Randich and Grant say that assumption is dead wrong.

They analyzed the same type of bullets and showed that within a single bullet, there is a significant variation in impurities on a microscopic scale. The range of concentrations of impurities in each bullet is large enough to make small fragments from different parts of the same bullet have very different chemical fingerprints.

Some of the fragments in the JFK case are so small that the differences in antimony could be explained entirely by this microscopic variation, instead of by differences between bullets, they said. Randich and Grant's study was published in July in the Journal of Forensic Sciences.

One to five bullets

"We don't know if there were two bullets," said Randich. "There could have been two bullets, but the lead composition data shows there could be anywhere from one to five bullets."

The bullet found on the stretcher is missing some lead, but not enough to account for all the other fragments. So there had to be more than one bullet. But Grant and Randich say there is no way to tell how many more, at least from the bullet lead.

Losing Guinn's bullet-lead evidence is a major blow to the single-bullet theory.

That evidence "knits together the core physical evidence into an airtight case against Lee Oswald," according to a 2004 paper by Larry Sturdivan and Ken Rahn in an issue of Journal of Radioanalytical and Nuclear Chemistry that celebrated Vincent Guinn after his death. "It is, thus, the key to resolving the major controversies in the JFK assassination and putting the matter to rest," the paper said.

Rahn, an atmospheric chemist recently retired from the University of Rhode Island, stands by this statement and Guinn's research despite Randich and Grant's study.

He says he believes it is possible that microscopic variation occurs within bullets of this type, but Grant and Randich can't say for sure whether it happened in the JFK bullets because they didn't analyze those particular fragments.

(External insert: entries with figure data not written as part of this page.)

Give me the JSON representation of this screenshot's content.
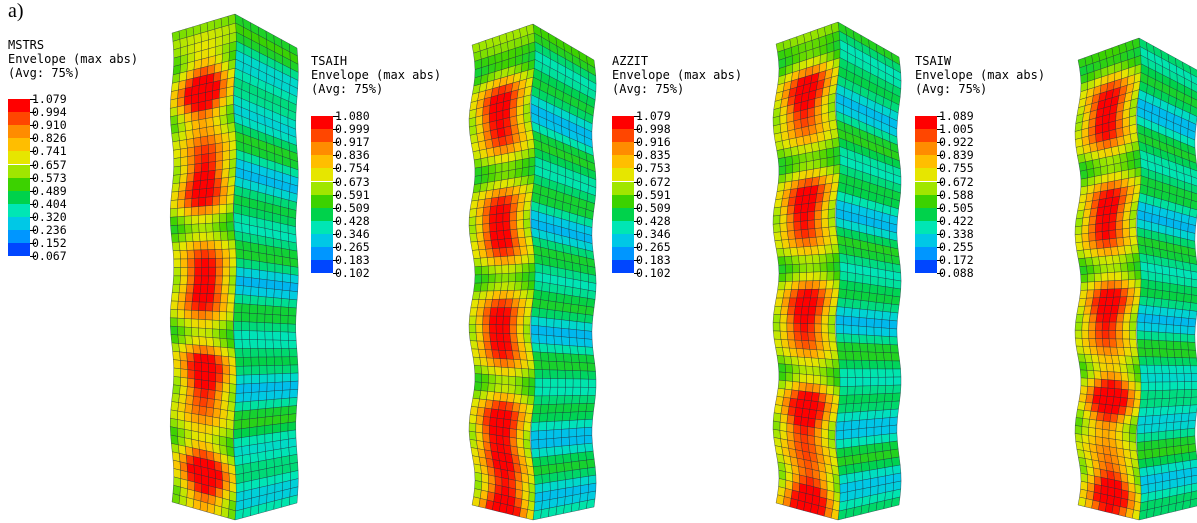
{
  "panel_label": "a)",
  "legends": [
    {
      "title": "MSTRS",
      "subtitle1": "Envelope (max abs)",
      "subtitle2": "(Avg: 75%)",
      "values": [
        "1.079",
        "0.994",
        "0.910",
        "0.826",
        "0.741",
        "0.657",
        "0.573",
        "0.489",
        "0.404",
        "0.320",
        "0.236",
        "0.152",
        "0.067"
      ]
    },
    {
      "title": "TSAIH",
      "subtitle1": "Envelope (max abs)",
      "subtitle2": "(Avg: 75%)",
      "values": [
        "1.080",
        "0.999",
        "0.917",
        "0.836",
        "0.754",
        "0.673",
        "0.591",
        "0.509",
        "0.428",
        "0.346",
        "0.265",
        "0.183",
        "0.102"
      ]
    },
    {
      "title": "AZZIT",
      "subtitle1": "Envelope (max abs)",
      "subtitle2": "(Avg: 75%)",
      "values": [
        "1.079",
        "0.998",
        "0.916",
        "0.835",
        "0.753",
        "0.672",
        "0.591",
        "0.509",
        "0.428",
        "0.346",
        "0.265",
        "0.183",
        "0.102"
      ]
    },
    {
      "title": "TSAIW",
      "subtitle1": "Envelope (max abs)",
      "subtitle2": "(Avg: 75%)",
      "values": [
        "1.089",
        "1.005",
        "0.922",
        "0.839",
        "0.755",
        "0.672",
        "0.588",
        "0.505",
        "0.422",
        "0.338",
        "0.255",
        "0.172",
        "0.088"
      ]
    }
  ],
  "colormap": [
    "#ff0000",
    "#ff4600",
    "#ff8c00",
    "#ffbe00",
    "#e6e600",
    "#a0e600",
    "#3cd200",
    "#00d24b",
    "#00e6b4",
    "#00c8e6",
    "#0096ff",
    "#0046ff",
    "#0000ff"
  ],
  "columns_hotspots": [
    [
      0.14,
      0.32,
      0.53,
      0.73,
      0.93
    ],
    [
      0.17,
      0.4,
      0.62,
      0.83,
      0.98
    ],
    [
      0.14,
      0.37,
      0.59,
      0.8,
      0.97
    ],
    [
      0.14,
      0.36,
      0.57,
      0.76,
      0.95
    ]
  ]
}
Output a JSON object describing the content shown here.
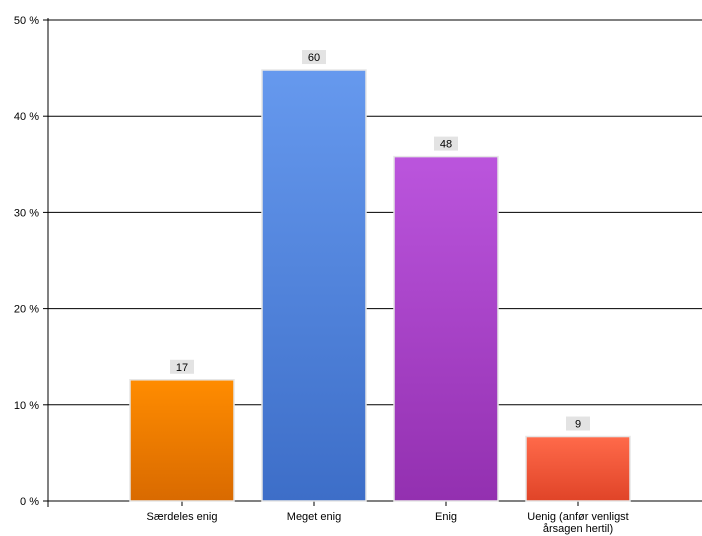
{
  "chart_data": {
    "type": "bar",
    "title": "",
    "xlabel": "",
    "ylabel": "",
    "ylim": [
      0,
      50
    ],
    "y_ticks": [
      0,
      10,
      20,
      30,
      40,
      50
    ],
    "y_tick_labels": [
      "0 %",
      "10 %",
      "20 %",
      "30 %",
      "40 %",
      "50 %"
    ],
    "grid": true,
    "legend": "none",
    "categories": [
      "Særdeles enig",
      "Meget enig",
      "Enig",
      "Uenig (anfør venligst årsagen hertil)"
    ],
    "category_label_lines": [
      [
        "Særdeles enig"
      ],
      [
        "Meget enig"
      ],
      [
        "Enig"
      ],
      [
        "Uenig (anfør venligst",
        "årsagen hertil)"
      ]
    ],
    "values_percent": [
      12.6,
      44.8,
      35.8,
      6.7
    ],
    "counts": [
      17,
      60,
      48,
      9
    ],
    "data_labels": [
      "17",
      "60",
      "48",
      "9"
    ],
    "colors": [
      {
        "top": "#ff8c00",
        "bottom": "#d96a00"
      },
      {
        "top": "#6699ee",
        "bottom": "#3d6ec8"
      },
      {
        "top": "#bb55dd",
        "bottom": "#9330b0"
      },
      {
        "top": "#ff6a4a",
        "bottom": "#e04428"
      }
    ]
  }
}
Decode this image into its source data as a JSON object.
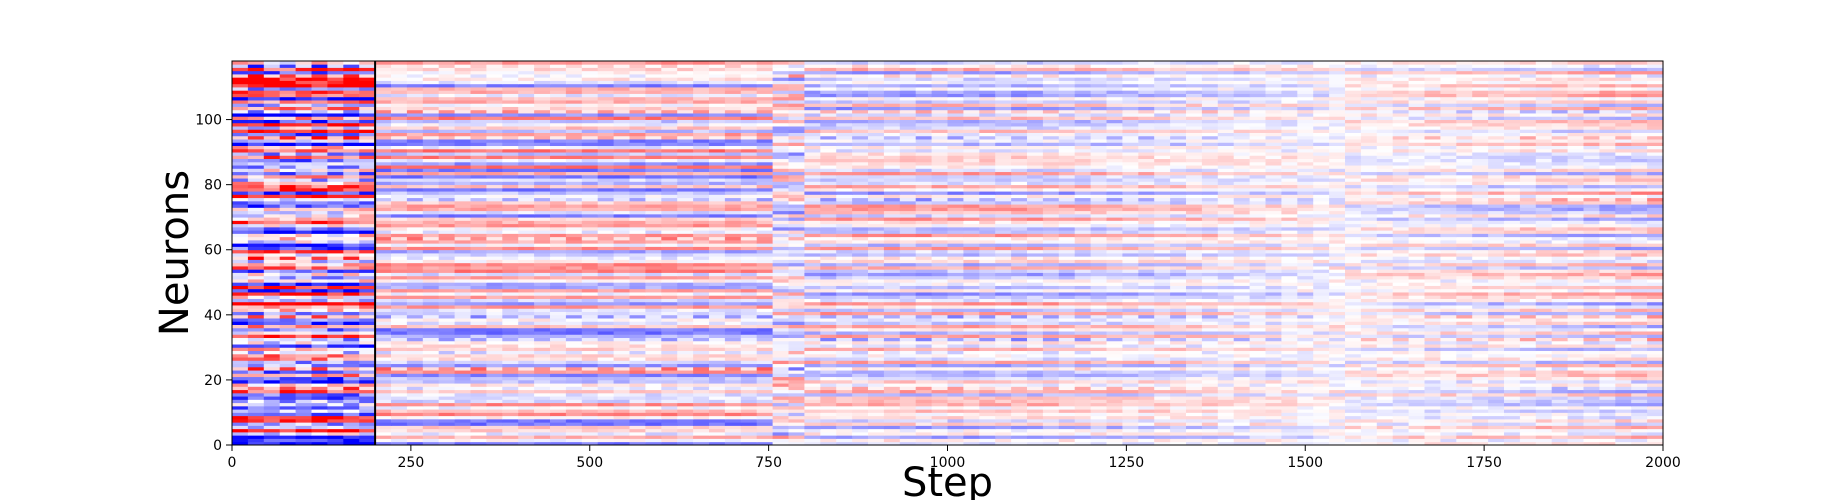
{
  "chart_data": {
    "type": "heatmap",
    "title": "",
    "xlabel": "Step",
    "ylabel": "Neurons",
    "xlim": [
      0,
      2000
    ],
    "ylim": [
      0,
      118
    ],
    "x_ticks": [
      0,
      250,
      500,
      750,
      1000,
      1250,
      1500,
      1750,
      2000
    ],
    "y_ticks": [
      0,
      20,
      40,
      60,
      80,
      100
    ],
    "n_neurons": 118,
    "colormap": "bwr",
    "colors": {
      "low": "#0000ff",
      "mid": "#ffffff",
      "high": "#ff0000"
    },
    "marker_line_x": 200,
    "segment_boundaries": [
      200,
      760,
      790
    ],
    "grid": false,
    "legend": "none"
  }
}
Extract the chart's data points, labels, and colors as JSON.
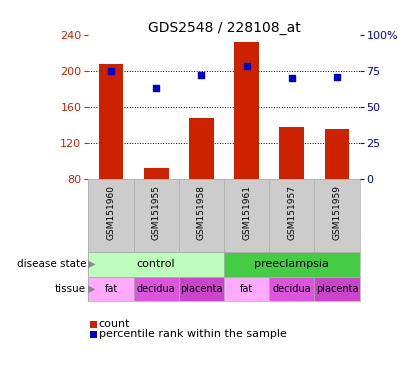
{
  "title": "GDS2548 / 228108_at",
  "samples": [
    "GSM151960",
    "GSM151955",
    "GSM151958",
    "GSM151961",
    "GSM151957",
    "GSM151959"
  ],
  "counts": [
    207,
    93,
    148,
    232,
    138,
    136
  ],
  "percentiles": [
    75,
    63,
    72,
    78,
    70,
    71
  ],
  "ylim_left": [
    80,
    240
  ],
  "ylim_right": [
    0,
    100
  ],
  "yticks_left": [
    80,
    120,
    160,
    200,
    240
  ],
  "yticks_right": [
    0,
    25,
    50,
    75,
    100
  ],
  "bar_color": "#cc2200",
  "dot_color": "#0000cc",
  "bar_bottom": 80,
  "disease_groups": [
    {
      "name": "control",
      "start": 0,
      "end": 3,
      "color": "#bbffbb"
    },
    {
      "name": "preeclampsia",
      "start": 3,
      "end": 6,
      "color": "#44cc44"
    }
  ],
  "tissue": [
    "fat",
    "decidua",
    "placenta",
    "fat",
    "decidua",
    "placenta"
  ],
  "tissue_colors": {
    "fat": "#ffaaff",
    "decidua": "#dd55dd",
    "placenta": "#cc44cc"
  },
  "background_color": "#ffffff",
  "tick_area_color": "#cccccc",
  "legend_items": [
    {
      "label": "count",
      "color": "#cc2200"
    },
    {
      "label": "percentile rank within the sample",
      "color": "#0000cc"
    }
  ]
}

Rahn thinks it is far more likely the fragments fell into two distinct groups, one with .06 percent antimony and the other with .08 percent, because they came from two distinct bullets.

This fits the Warren Commission's conclusion that Oswald was the lone shooter, and two of the three bullets he shot hit the occupants of the president's limousine, Rahn said.

Grant counters that the two groups of bullet fragments might not actually be that distinct. The margin of error associated with the antimony analysis means that, statistically, the concentrations are too close to separate into groups.

Although Randich and Grant's research doesn't solve the Kennedy assassination, it certainly does weaken the case for a lone gunman.

"In recent years, the (bullet) fragment evidence has become one of the key struts supporting the single-bullet theory," Aguilar said. "Randich and Grant have knocked this slat out from under the theory."